En güzel hayaller, içindeki çocuğu hiçbir zaman öldürmeyenindir aslında. Ya da hiç vazgeçmediği için kurduğu hayallerden büyümez içindeki çocuk. Hep şendir içi, deli dolu ve kıpır kıpır. Hangi yaşta, hangi şartlarda olduğunun önemi yoktur, büyük ama çocuk olanın. Önemli bir iş görüşmesine giderken bile, evin zilini çalıp kaçası gelir içinden, tıpkı çocukluğundaki gibi. Arkadaşlarıyla oynadığı toplu saklambaçtaki gibi, saklanır onu mutsuz eden her şeyden. Bazen dizinin yarasına ağlar gibi ağlar, canını fazlasıyla yakan durumlara. Ama yine de asla pes etmez, devam eder köşe kapmaca oynamaya. Ve hayalleriyle büyür çocuk, ama asla hayallerini küçültmez.
Çocuk, küçücük bir sürprize günlerce mutlu olabilen, kıymet bilen ve kocaman bir hayal dünyasında gerçeğin kendisini yaşayabilen değil midir? Ne kadar güzel hayaller kurulurdu küçükken.

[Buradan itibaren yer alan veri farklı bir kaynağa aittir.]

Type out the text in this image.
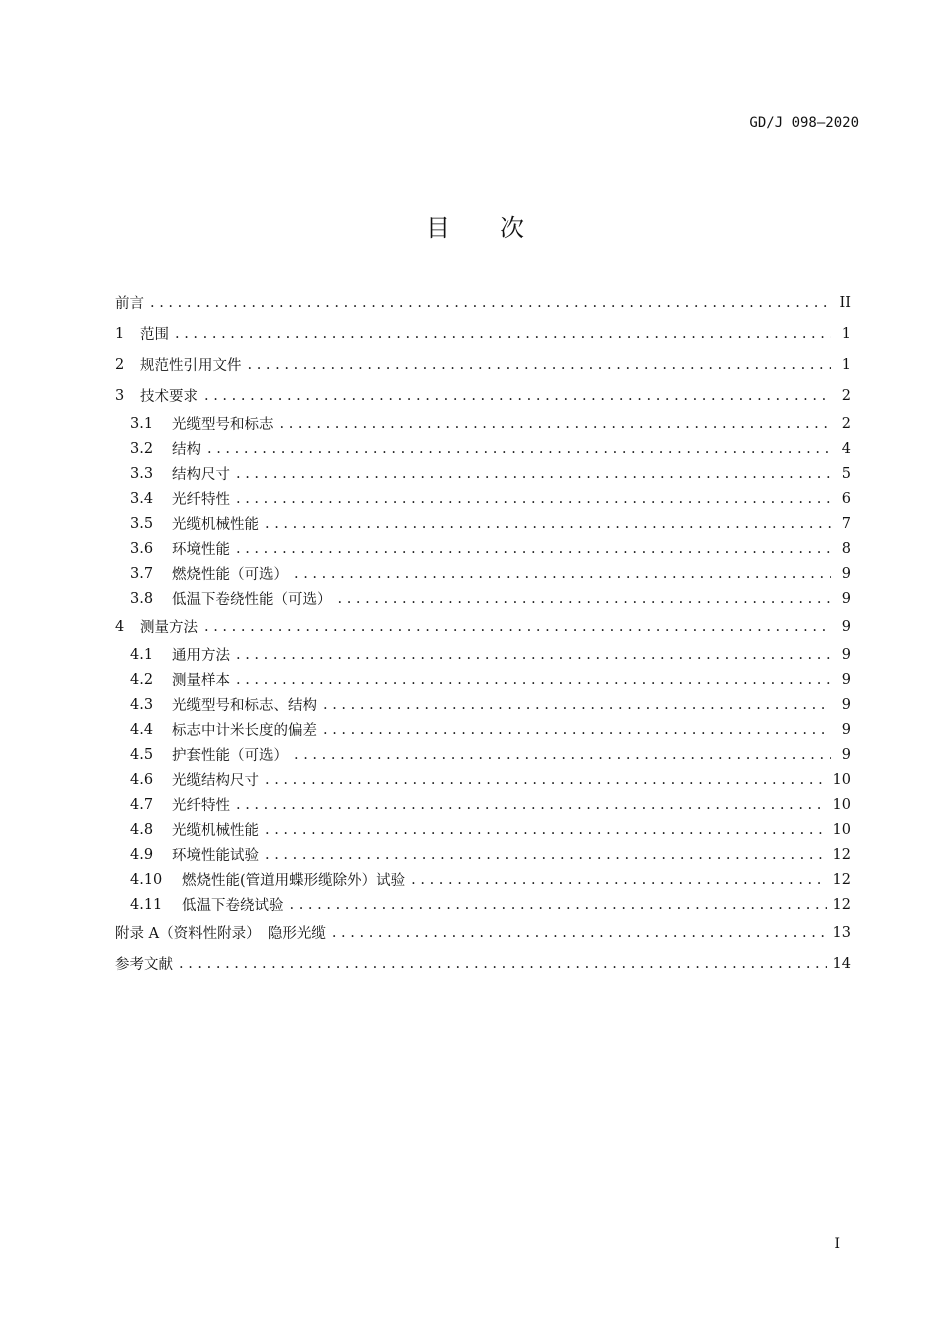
GD/J 098—2020
目次
前言 . . .	II
1	范围 . . .	1
2	规范性引用文件 . . .	1
3	技术要求 . . .	2
3.1	光缆型号和标志 . . .	2
3.2	结构 . . .	4
3.3	结构尺寸 . . .	5
3.4	光纤特性 . . .	6
3.5	光缆机械性能 . . .	7
3.6	环境性能 . . .	8
3.7	燃烧性能（可选） . . .	9
3.8	低温下卷绕性能（可选） . . .	9
4	测量方法 . . .	9
4.1	通用方法 . . .	9
4.2	测量样本 . . .	9
4.3	光缆型号和标志、结构 . . .	9
4.4	标志中计米长度的偏差 . . .	9
4.5	护套性能（可选） . . .	9
4.6	光缆结构尺寸 . . .	10
4.7	光纤特性 . . .	10
4.8	光缆机械性能 . . .	10
4.9	环境性能试验 . . .	12
4.10	燃烧性能(管道用蝶形缆除外）试验 . . .	12
4.11	低温下卷绕试验 . . .	12
附录 A（资料性附录）　隐形光缆 . . .	13
参考文献 . . .	14
I
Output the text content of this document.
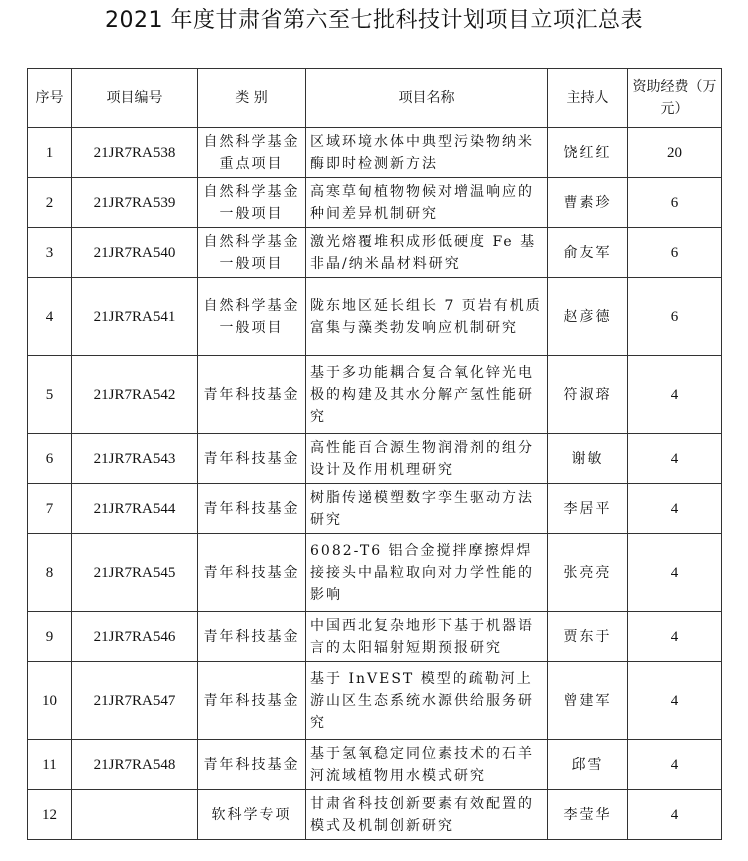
2021 年度甘肃省第六至七批科技计划项目立项汇总表
序号	项目编号	类 别	项目名称	主持人	资助经费（万元）
1	21JR7RA538	自然科学基金重点项目	区域环境水体中典型污染物纳米酶即时检测新方法	饶红红	20
2	21JR7RA539	自然科学基金一般项目	高寒草甸植物物候对增温响应的种间差异机制研究	曹素珍	6
3	21JR7RA540	自然科学基金一般项目	激光熔覆堆积成形低硬度 Fe 基非晶/纳米晶材料研究	俞友军	6
4	21JR7RA541	自然科学基金一般项目	陇东地区延长组长 7 页岩有机质富集与藻类勃发响应机制研究	赵彦德	6
5	21JR7RA542	青年科技基金	基于多功能耦合复合氧化锌光电极的构建及其水分解产氢性能研究	符淑瑢	4
6	21JR7RA543	青年科技基金	高性能百合源生物润滑剂的组分设计及作用机理研究	谢敏	4
7	21JR7RA544	青年科技基金	树脂传递模塑数字孪生驱动方法研究	李居平	4
8	21JR7RA545	青年科技基金	6082-T6 铝合金搅拌摩擦焊焊接接头中晶粒取向对力学性能的影响	张亮亮	4
9	21JR7RA546	青年科技基金	中国西北复杂地形下基于机器语言的太阳辐射短期预报研究	贾东于	4
10	21JR7RA547	青年科技基金	基于 InVEST 模型的疏勒河上游山区生态系统水源供给服务研究	曾建军	4
11	21JR7RA548	青年科技基金	基于氢氧稳定同位素技术的石羊河流域植物用水模式研究	邱雪	4
12		软科学专项	甘肃省科技创新要素有效配置的模式及机制创新研究	李莹华	4
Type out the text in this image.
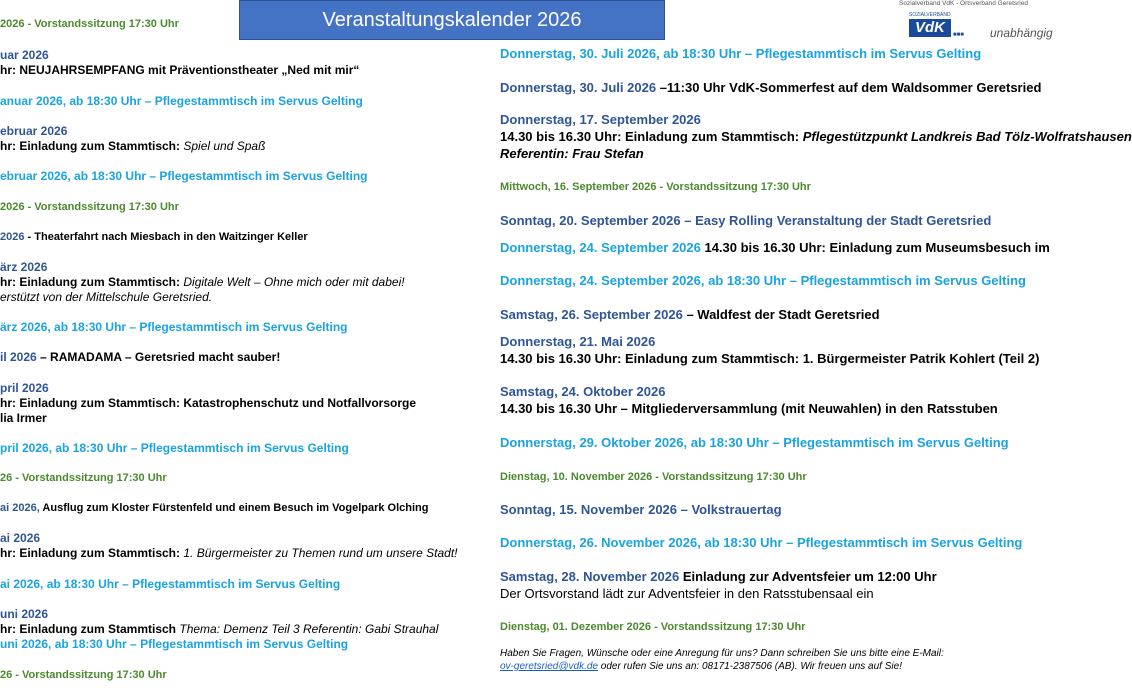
2026 - Vorstandssitzung 17:30 Uhr
uar 2026
hr: NEUJAHRSEMPFANG mit Präventionstheater „Ned mit mir“
anuar 2026, ab 18:30 Uhr – Pflegestammtisch im Servus Gelting
ebruar 2026
hr: Einladung zum Stammtisch: Spiel und Spaß
ebruar 2026, ab 18:30 Uhr – Pflegestammtisch im Servus Gelting
2026 - Vorstandssitzung 17:30 Uhr
2026 - Theaterfahrt nach Miesbach in den Waitzinger Keller
ärz 2026
hr: Einladung zum Stammtisch: Digitale Welt – Ohne mich oder mit dabei!
erstützt von der Mittelschule Geretsried.
ärz 2026, ab 18:30 Uhr – Pflegestammtisch im Servus Gelting
il 2026 – RAMADAMA – Geretsried macht sauber!
pril 2026
hr: Einladung zum Stammtisch: Katastrophenschutz und Notfallvorsorge
lia Irmer
pril 2026, ab 18:30 Uhr – Pflegestammtisch im Servus Gelting
26 - Vorstandssitzung 17:30 Uhr
ai 2026, Ausflug zum Kloster Fürstenfeld und einem Besuch im Vogelpark Olching
ai 2026
hr: Einladung zum Stammtisch: 1. Bürgermeister zu Themen rund um unsere Stadt!
ai 2026, ab 18:30 Uhr – Pflegestammtisch im Servus Gelting
uni 2026
hr: Einladung zum Stammtisch Thema: Demenz Teil 3 Referentin: Gabi Strauhal
uni 2026, ab 18:30 Uhr – Pflegestammtisch im Servus Gelting
26 - Vorstandssitzung 17:30 Uhr
Donnerstag, 30. Juli 2026, ab 18:30 Uhr – Pflegestammtisch im Servus Gelting
Donnerstag, 30. Juli 2026 –11:30 Uhr VdK-Sommerfest auf dem Waldsommer Geretsried
Donnerstag, 17. September 2026
14.30 bis 16.30 Uhr: Einladung zum Stammtisch: Pflegestützpunkt Landkreis Bad Tölz-Wolfratshausen
Referentin: Frau Stefan
Mittwoch, 16. September 2026 - Vorstandssitzung 17:30 Uhr
Sonntag, 20. September 2026 – Easy Rolling Veranstaltung der Stadt Geretsried
Donnerstag, 24. September 2026 14.30 bis 16.30 Uhr: Einladung zum Museumsbesuch im
Donnerstag, 24. September 2026, ab 18:30 Uhr – Pflegestammtisch im Servus Gelting
Samstag, 26. September 2026 – Waldfest der Stadt Geretsried
Donnerstag, 21. Mai 2026
14.30 bis 16.30 Uhr: Einladung zum Stammtisch: 1. Bürgermeister Patrik Kohlert (Teil 2)
Samstag, 24. Oktober 2026
14.30 bis 16.30 Uhr – Mitgliederversammlung (mit Neuwahlen) in den Ratsstuben
Donnerstag, 29. Oktober 2026, ab 18:30 Uhr – Pflegestammtisch im Servus Gelting
Dienstag, 10. November 2026 - Vorstandssitzung 17:30 Uhr
Sonntag, 15. November 2026 – Volkstrauertag
Donnerstag, 26. November 2026, ab 18:30 Uhr – Pflegestammtisch im Servus Gelting
Samstag, 28. November 2026 Einladung zur Adventsfeier um 12:00 Uhr
Der Ortsvorstand lädt zur Adventsfeier in den Ratsstubensaal ein
Dienstag, 01. Dezember 2026 - Vorstandssitzung 17:30 Uhr
Haben Sie Fragen, Wünsche oder eine Anregung für uns? Dann schreiben Sie uns bitte eine E-Mail:
ov-geretsried@vdk.de oder rufen Sie uns an: 08171-2387506 (AB). Wir freuen uns auf Sie!
Veranstaltungskalender 2026
Sozialverband VdK - Ortsverband Geretsried
SOZIALVERBAND
VdK	■■■ unabhängig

Kâğıttan yapılan gemiler yüzdürülürdü, geleceğin umutlarına. Beş tane taş, saatlerce keyifli anlar yaşatırdı. Çimlerin üzerine sırt üstü yatıp, bulutlardan anlam çıkarmak, hayallerin sesleriydi aslında. “Türkü söyler döneriz, bil bakalım biz kimiz, göster bizi körebe” sözlerini söyleyerek, ebe olan arkadaşının kendisini yakalaması kadar keyiflisi yoktu. Ses yapıp, yakalanmamaya çalıştığı tek şey, oyunun kendi amacıydı. Kaçışan oyuncuları topla vurabilmek en büyük hayaliydi, topu havada tutamayanın. Cebindeki beş misketi, on yapabilmek ne müthiş bir başarıydı. Hayaller, büyüdükçe küçüldü aslında. Belki de yaşama sevincini, büyürken küçültülen hayaller çaldı.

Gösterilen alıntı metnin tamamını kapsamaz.